Get out the microscope, because we’re going through this poem line-by-line.
Lines 16-18
The lips of time leech to the fountain head;
Love drips and gathers, but the fallen blood
Shall calm her sores.
- As stanza 4 begins the mysterious force is personified again, this time with "lips." Yes, now the force has hands and lips. But this time, there's more. The mysterious force is named. We were right: it's "time."
- This stanza gets a little tricky. To start with, "time" is sucking at the fountain head like a leech. Gross. The mention of leeches makes us think of blood. This is no accident since blood shows up in the very next line.

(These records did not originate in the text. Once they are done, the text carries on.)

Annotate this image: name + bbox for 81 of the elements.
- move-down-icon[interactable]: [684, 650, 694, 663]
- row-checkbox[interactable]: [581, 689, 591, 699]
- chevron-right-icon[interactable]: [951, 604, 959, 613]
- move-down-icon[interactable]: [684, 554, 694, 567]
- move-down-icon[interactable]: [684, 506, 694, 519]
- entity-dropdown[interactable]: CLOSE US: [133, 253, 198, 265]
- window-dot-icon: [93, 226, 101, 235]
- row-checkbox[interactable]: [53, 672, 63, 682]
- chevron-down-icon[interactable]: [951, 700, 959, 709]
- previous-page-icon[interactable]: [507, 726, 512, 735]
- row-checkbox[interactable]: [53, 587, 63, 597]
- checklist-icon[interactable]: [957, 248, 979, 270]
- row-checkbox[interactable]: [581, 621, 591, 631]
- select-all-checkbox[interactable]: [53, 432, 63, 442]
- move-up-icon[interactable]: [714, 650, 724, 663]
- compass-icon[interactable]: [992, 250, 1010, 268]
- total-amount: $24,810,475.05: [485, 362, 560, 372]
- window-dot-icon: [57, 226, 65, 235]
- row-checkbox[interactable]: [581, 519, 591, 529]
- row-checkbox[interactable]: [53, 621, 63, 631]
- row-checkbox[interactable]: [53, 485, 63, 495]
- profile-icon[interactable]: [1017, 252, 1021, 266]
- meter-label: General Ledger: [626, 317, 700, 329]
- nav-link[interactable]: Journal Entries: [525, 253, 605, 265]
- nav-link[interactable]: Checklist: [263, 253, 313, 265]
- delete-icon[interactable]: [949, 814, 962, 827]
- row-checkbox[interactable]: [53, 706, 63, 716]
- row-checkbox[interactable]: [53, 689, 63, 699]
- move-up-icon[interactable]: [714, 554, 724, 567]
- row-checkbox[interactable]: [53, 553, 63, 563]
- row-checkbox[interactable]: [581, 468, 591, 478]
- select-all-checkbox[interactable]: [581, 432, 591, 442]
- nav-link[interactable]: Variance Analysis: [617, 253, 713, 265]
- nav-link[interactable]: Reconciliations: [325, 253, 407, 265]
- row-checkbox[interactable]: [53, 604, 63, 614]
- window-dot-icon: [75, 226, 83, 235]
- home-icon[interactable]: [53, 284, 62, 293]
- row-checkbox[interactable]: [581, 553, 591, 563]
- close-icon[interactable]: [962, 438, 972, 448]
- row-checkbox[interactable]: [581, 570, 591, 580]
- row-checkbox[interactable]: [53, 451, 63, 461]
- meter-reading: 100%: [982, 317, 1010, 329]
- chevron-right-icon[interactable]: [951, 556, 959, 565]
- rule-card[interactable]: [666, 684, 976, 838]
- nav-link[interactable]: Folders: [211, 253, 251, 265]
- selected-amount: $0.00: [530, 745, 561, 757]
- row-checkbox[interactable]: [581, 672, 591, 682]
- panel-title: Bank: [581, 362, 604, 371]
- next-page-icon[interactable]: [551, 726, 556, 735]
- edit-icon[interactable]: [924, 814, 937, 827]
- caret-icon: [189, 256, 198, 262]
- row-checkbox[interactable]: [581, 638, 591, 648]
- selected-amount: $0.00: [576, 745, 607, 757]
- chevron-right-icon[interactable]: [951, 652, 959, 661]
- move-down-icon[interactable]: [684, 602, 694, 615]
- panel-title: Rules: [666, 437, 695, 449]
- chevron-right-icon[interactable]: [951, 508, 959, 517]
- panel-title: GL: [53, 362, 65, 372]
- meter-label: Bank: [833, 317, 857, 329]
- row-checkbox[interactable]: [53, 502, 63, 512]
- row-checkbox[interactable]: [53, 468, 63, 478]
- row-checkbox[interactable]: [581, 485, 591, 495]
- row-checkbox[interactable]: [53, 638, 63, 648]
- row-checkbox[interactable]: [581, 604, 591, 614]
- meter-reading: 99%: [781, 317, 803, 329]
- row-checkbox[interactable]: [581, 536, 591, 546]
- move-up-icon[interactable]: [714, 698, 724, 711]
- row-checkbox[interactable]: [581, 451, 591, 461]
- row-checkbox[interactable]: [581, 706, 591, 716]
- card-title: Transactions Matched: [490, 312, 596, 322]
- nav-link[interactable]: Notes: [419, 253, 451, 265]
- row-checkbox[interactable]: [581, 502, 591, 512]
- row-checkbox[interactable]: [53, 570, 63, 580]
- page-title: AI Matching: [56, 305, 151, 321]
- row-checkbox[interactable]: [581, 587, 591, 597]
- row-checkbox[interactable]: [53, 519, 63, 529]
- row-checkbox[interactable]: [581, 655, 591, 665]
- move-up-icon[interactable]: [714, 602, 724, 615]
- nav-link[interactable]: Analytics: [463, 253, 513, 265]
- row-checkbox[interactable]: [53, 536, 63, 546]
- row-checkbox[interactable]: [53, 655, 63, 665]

- If we imagine time drinking from a fountain and doing kind of a sloppy job of it, some water is going to be dripping down and pooling on the ground. But instead of water, it is love that drips and gathers. And then it turns to blood. Lost? You should be.
- Let's look at this another way.
- Water is a life-giving element. Fountains usually supply water. But this fountain is supplying love. Love is another life-giving element. It energizes, it inspires, it leads to life through procreation. Blood is a life-sustaining element, too. So water, love, and blood are all connected in a way. They are all essential elements to life. The force—time—is sucking them up, drying them up.
- Remember that stream the force dried up back in stanza 2 and the mountain spring that the force was sucking from? Those images represented youth and vitality, life, being drained by the force of time. The fountain head in stanza 4 also represents vitality and life (fountain of youth, fountain of life) and time is sucking it dry.
- The rhyme between "fountain" in stanza 4 and "mountain" in stanza 2 makes the connection between these two stanzas (and thus stanza 4's connection to youth and vitality) even stronger.
- The "her" in line 18 likely refers to time. It seems like time needs the blood, the love, the water to sooth her "sores." "Sores" echoes the time metaphor "wintry fever" from stanza 1. Someone might have sores if they were sick.
- It seems like time relies on youth and vitality to feel better. Time must devour, drink up, dry up youth and vitality in order to feel well.
Lines 19-20
And I am dumb to tell a weather's wind
How time has ticked a heaven round the stars.
- Refrain. Refrain. Refrain. Now, the speaker can't tell the wind about time's ultimate power.
- Thomas uses more personification, giving the wind the ability to hear. Shmoop doesn't imagine the wind is a very good listener, but that doesn't keep the speaker from wanting to explain how time is responsible for the universe.
- The description "ticked a heaven round the stars" seems a little odd. "Ticked" makes sense, like a ticking watch. We are talking about time, after all. What better sound or word than "tick"? But Thomas goes out of his way to draw our attention to the empty space around the stars rather than the stars themselves. Why?
- It could be because stars are concrete, tangible, knowable objects. Time, the force, is like that abstract, incomprehensible space between the stars. That's the real mystery—the universe that has no beginning and no ending. What else has no beginning and no ending? Time's up. The answer is time.
- It seems that Thomas wants to equate time with the incomprehensible universe.